RRD4J seems to sum/average weird (after one hour)

A little mystery (for me, hopefully not for you :wink: ). I’m experimenting with a rule to create average/ trends configurable with tags. Well work in progress but behaves like expected in the first hour. It takes an quantifiable item (numeric:power) and calculates and average and a reference (also (numeric:power). This to make (yeah a little timeshifted) graphs with let’s say a five minute average compared to the period middle (2,5 minute behind) actual value. Image for the last hour (so the 10 second values in rrd4j). Blue line original data, yellow the ‘timeshifted’ value and green the average.
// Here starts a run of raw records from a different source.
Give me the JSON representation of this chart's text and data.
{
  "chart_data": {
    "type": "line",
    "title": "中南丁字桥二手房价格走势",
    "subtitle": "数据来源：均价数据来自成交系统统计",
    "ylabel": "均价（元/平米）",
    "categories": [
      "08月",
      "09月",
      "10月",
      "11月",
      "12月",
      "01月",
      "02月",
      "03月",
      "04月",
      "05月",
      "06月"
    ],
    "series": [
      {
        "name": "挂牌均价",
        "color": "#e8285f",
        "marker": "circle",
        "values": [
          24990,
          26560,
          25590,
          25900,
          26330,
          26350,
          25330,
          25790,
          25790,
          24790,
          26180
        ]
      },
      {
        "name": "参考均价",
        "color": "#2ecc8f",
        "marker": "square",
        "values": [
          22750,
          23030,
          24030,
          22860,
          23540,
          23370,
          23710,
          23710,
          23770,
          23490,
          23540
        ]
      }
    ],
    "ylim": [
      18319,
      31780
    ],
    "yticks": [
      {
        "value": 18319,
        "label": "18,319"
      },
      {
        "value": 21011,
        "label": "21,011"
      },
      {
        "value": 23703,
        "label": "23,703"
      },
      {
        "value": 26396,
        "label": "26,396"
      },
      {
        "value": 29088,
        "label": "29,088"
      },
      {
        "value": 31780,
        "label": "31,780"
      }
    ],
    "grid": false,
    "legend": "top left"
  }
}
I would expect this to do (more or less) the same for older periods. rrd4j (default settings) will sum up the 10 seconds to a minute values by averaging them (since it’s quantifiable items). I would expect sometimes a 10 sec value just to be in the next or previous ‘bucket/bag’ so little differences. What I’m getting is this:

So huge differences between the yellow reference and blue original data. The peaks could be smeared a bit, but they’ve completely gone. Only thing I can think of it uses the default numeric option which is last value instead of averaging them. But according to documentation this shouldn’t happen.

Don’t know if relevant but I’m running on the 3.4.0 version. And as said, default settings for rrd4j (so no configuration files present).

Anyone know what I’m missing?!?

Well, did some more research. Using the API the graph shows the same as persisted. Just to be sure.

And using the aggregation mode in de the graph the daily totals are almost the same. So it must be in the distribution of the data when rrd4j averages the 10 sec intervals to minute intervals.

Next test, change my default period from 5 to 6 minutes which will make the reference run exact 3 minutes behind. So it matches the next minute bucket/bag of rrd4j.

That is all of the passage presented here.